A building that caught fire during a fighting camp in Balata, near the West Bank city of Nablus
(Photo: AFP)
“They want to start a revolution from the camps, then say Dahlan needs to come back to solve the problem.”
Dahlan’s sympathizers and Fatah member Dimitri Diliani say the PA sees Dahlan’s hand in what is just the anger of the refugees who feel helpless and inattentive.
“This is Dahlanphobia, a phobia that the PA suffers from,” he said. “This is a more serious pandemic than Covid – 19.
“It is a response to political harassment by the Palestinian Authority,” he said.

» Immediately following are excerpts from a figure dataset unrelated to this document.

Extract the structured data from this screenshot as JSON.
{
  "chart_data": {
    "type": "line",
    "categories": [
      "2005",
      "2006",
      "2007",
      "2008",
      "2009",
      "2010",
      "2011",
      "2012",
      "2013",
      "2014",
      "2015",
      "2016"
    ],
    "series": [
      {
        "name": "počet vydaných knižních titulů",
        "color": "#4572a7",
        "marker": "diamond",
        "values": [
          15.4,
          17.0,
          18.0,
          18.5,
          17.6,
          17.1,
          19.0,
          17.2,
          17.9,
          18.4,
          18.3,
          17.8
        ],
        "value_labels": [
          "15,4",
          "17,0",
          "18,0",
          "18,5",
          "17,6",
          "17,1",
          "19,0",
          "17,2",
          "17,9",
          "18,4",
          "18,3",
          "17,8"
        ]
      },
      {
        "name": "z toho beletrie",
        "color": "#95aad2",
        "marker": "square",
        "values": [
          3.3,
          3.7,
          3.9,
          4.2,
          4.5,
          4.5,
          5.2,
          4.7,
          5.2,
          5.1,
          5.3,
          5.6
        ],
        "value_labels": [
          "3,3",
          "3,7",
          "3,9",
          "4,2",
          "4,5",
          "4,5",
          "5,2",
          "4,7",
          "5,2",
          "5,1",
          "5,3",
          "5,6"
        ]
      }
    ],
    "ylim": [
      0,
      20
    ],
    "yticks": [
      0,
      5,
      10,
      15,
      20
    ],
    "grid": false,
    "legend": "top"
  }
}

United Nations Ambassador to the Middle East Nickolay Mladenov told AFP he was “deeply concerned” about growing tensions between Balata camp residents and Palestinian security forces, and called on him. all parties to block access ”.
Emad Zaki, who heads a committee that oversees services for camp residents, said people wanted change.


Daily life in the Balata camp near Nablus takes place under the careful leadership of Palestinian security forces
(Photo: AFP)
“In Balata, it’s not that people like Dahlan, but they’re looking for an alternative to improve the lottery … it’s fertile ground.”
He said the military controversy prompted intrusion into the camp over the uprising, or intifada, 20 years ago.
“There are more weapons today in Balata than there were in the second intifada,” he said. “There are rocket surgeries, Kalashnikovs and M-16 (assault rifles)”.